In contrast to the growing literature on neural indicators of liability, relatively little dimensional work has been undertaken to distinguish these from neurobiological indicators of current symptoms or lasting consequences for any of the HiTOP dimensions. Much more extensive longitudinal and dimensional work is needed to better understand the latter two elements of the ontogenetic pathway, with the goal of predicting the future course of clinical problems and monitoring disease- and treatment-related change using neural measures. 37,50,66

Beyond the individual model elements we have emphasized (liability, current symptomatology, consequences) and our specific focus on neurobiological indicators, the ontogenetic framework proposed here is not unique to the SP literature, nor to explicitly HiTOP-aligned research: It complements and extends existing ontogenetic models of externalizing, bipolar, and thought disorders. 67-69 For example, McGorry et al 69 proposed a “clinical staging” model of psychosis, mania, and depression wherein signs and symptoms largely overlapped at the earliest stages but became increasingly distinct during the progression to acute, severe symptomatology. In parallel, our model posits that factors driving symptom expression at early stages should not be studied in isolation (eg, mania versus control group), but rather in line with a hierarchical understanding of mental illness at the HiTOP spectrum or super-spectrum level. For purposes of early identification and intervention, time is better spent understanding liability processes contributing to the generation of disordered cognitive and behavioral patterns shared across syndromes (ie, at higher levels of HiTOP), rather than in any subgroup alone. Conversely, symptom expression at the last stage of McGorry’s model 69 is highly differentiated and would likely operate at the symptoms/components level of HiTOP, potentially driving consequences specific to psychotic symptom expression and not mania, or vice versa. Here, neural indicators of current symptomatology and, perhaps, lasting consequences would be expected to show specificity to a particular syndrome. As illustrated by the parallels with McGorry’s model, 69 as well as with models of other forms of psychopathology, 67,68 the HiTOP framework and this ontogenetic perspective can be applied to myriad psychopathological conditions.
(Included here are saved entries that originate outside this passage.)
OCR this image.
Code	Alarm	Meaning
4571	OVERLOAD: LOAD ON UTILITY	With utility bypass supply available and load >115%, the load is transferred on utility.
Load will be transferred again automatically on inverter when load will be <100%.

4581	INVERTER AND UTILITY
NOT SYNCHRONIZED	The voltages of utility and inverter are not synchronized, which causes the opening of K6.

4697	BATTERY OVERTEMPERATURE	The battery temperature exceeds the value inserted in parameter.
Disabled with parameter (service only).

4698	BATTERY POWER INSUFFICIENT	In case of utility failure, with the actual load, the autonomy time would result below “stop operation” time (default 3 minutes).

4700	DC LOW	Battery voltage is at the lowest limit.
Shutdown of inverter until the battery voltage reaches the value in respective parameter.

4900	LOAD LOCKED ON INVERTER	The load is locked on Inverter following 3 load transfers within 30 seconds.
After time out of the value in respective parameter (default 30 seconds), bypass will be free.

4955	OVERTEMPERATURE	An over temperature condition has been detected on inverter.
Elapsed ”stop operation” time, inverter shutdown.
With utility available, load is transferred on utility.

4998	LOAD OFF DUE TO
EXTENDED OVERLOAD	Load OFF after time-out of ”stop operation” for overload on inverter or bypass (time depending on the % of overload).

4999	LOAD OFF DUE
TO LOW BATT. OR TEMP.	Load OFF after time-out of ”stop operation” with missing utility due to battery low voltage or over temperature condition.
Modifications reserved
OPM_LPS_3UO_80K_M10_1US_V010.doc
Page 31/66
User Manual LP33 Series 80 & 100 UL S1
The ontogenetic model we have described provides a framework for organizing existing knowledge and guiding continued research on the etiology, mechanisms, and consequences of mental illness as represented in the HiTOP model. In particular, we have emphasized how neurobiological measures can aid in this endeavor and the ways in which HiTOP provides an ideal platform for ontogenetic research, given its reliable, clearly organized, and structurally valid symptom dimensions. With a greater knowledge of the distinct liability factors, concomitant indicators, and lasting consequences associated with particular symptom dimensions, mental health professionals will be better equipped to identify and intervene with at-risk individuals and monitor the progressive remediation and lasting consequences of their psychopathology.